Your Shopify application’s database connection logic should be configured to use the DNS name (e.g., db.myapp.com) rather than a static IP address. Most database drivers and ORMs support this. For example, in PHP with PDO:

$dbHost = 'db.myapp.com'; // Use the DNS name
$dbName = 'your_app_database';
$dbUser = 'your_app_user';
$dbPass = 'your_app_password';
$dbPort = 3306;

try {
    $dsn = "mysql:host={$dbHost};port={$dbPort};dbname={$dbName};charset=utf8mb4";
    $options = [
        PDO::ATTR_ERRMODE            => PDO::ERRMODE_EXCEPTION,
        PDO::ATTR_DEFAULT_FETCH_MODE => PDO::FETCH_ASSOC,
        PDO::ATTR_EMULATE_PREPARES   => false,
    ];
    $pdo = new PDO($dsn, $dbUser, $dbPass, $options);
    // Connection successful
    echo "Connected to database successfully!";
} catch (\PDOException $e) {
    // Handle connection error - log it, potentially retry, or show an error page
    // For a Shopify app, you might want to display a user-friendly "Service temporarily unavailable" message.
    error_log("Database connection failed: " . $e->getMessage());
    // In a real Shopify app, you'd render a specific error view.
    // For example, if using a framework like Laravel:
    // return response()->view('errors.database_unavailable', [], 503);
    die("Service temporarily unavailable. Please try again later.");
}

When a failover occurs and the DNS record is updated, the next connection attempt from your application will resolve to the new primary IP address. DNS propagation time can be a factor, but typically it’s fast enough for most applications. You can influence TTL (Time To Live) on your DNS records to manage propagation speed.

Monitoring and Alerting

While Orchestrator handles the failover, robust monitoring and alerting are essential to know when it happens and to catch any issues it might miss. Integrate Orchestrator’s events with your existing monitoring stack (e.g., Prometheus, Grafana, Datadog).
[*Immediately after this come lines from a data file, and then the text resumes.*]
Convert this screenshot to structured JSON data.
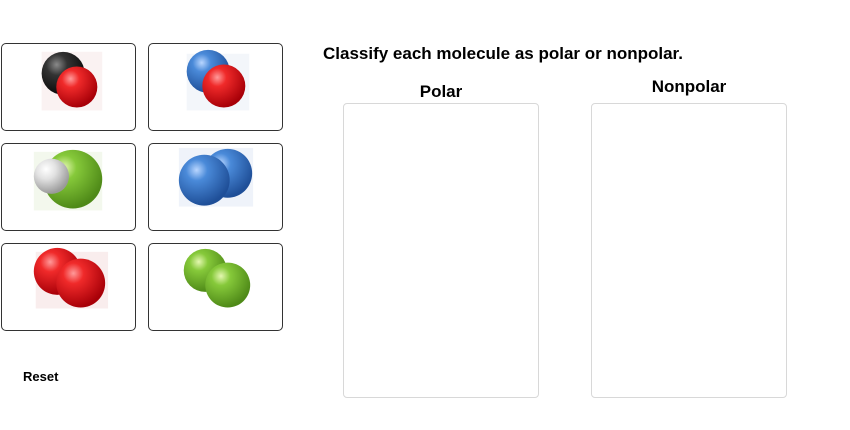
{
  "instruction": "Classify each molecule as polar or nonpolar.",
  "bins": {
    "polar_label": "Polar",
    "nonpolar_label": "Nonpolar"
  },
  "reset_label": "Reset",
  "molecules": [
    {
      "icon": "carbon-monoxide-molecule-icon",
      "atoms": [
        "black",
        "red"
      ],
      "colors": [
        "#2a2a2a",
        "#e0151b"
      ]
    },
    {
      "icon": "nitric-oxide-molecule-icon",
      "atoms": [
        "blue",
        "red"
      ],
      "colors": [
        "#3f7fd0",
        "#e0151b"
      ]
    },
    {
      "icon": "hydrogen-chloride-molecule-icon",
      "atoms": [
        "green",
        "white"
      ],
      "colors": [
        "#7ac143",
        "#d9d9d9"
      ]
    },
    {
      "icon": "nitrogen-molecule-icon",
      "atoms": [
        "blue",
        "blue"
      ],
      "colors": [
        "#3f7fd0",
        "#3f7fd0"
      ]
    },
    {
      "icon": "oxygen-molecule-icon",
      "atoms": [
        "red",
        "red"
      ],
      "colors": [
        "#e0151b",
        "#e0151b"
      ]
    },
    {
      "icon": "chlorine-molecule-icon",
      "atoms": [
        "green",
        "green"
      ],
      "colors": [
        "#7ac143",
        "#7ac143"
      ]
    }
  ]
}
Orchestrator exposes metrics that can be scraped by Prometheus. You can configure this in orchestrator.conf.json:

{
  // ... other configurations ...
  "PrometheusListenAddress": ":8080", // Expose Prometheus metrics on port 8080
  "PrometheusPath": "/metrics"
  // ...
}

Configure Prometheus to scrape http://your-orchestrator-droplet-ip:8080/metrics. You can then create Grafana dashboards to visualize:

Number of active clusters
Number of failed instances
Recent failover events
Replication lag across your topology

Set up alerts for critical events, such as:

Orchestrator service down
Failover initiated or completed
High replication lag detected
Instance unreachable for an extended period

For Shopify applications, ensure your alerting also covers:

Application error rates (especially database connection errors)
Availability of your Shopify app’s endpoints

By combining Orchestrator’s automated failover capabilities with DNS management and comprehensive monitoring, you can build a resilient MySQL infrastructure that supports your critical Shopify integrations, minimizing downtime and ensuring a smooth experience for your customers.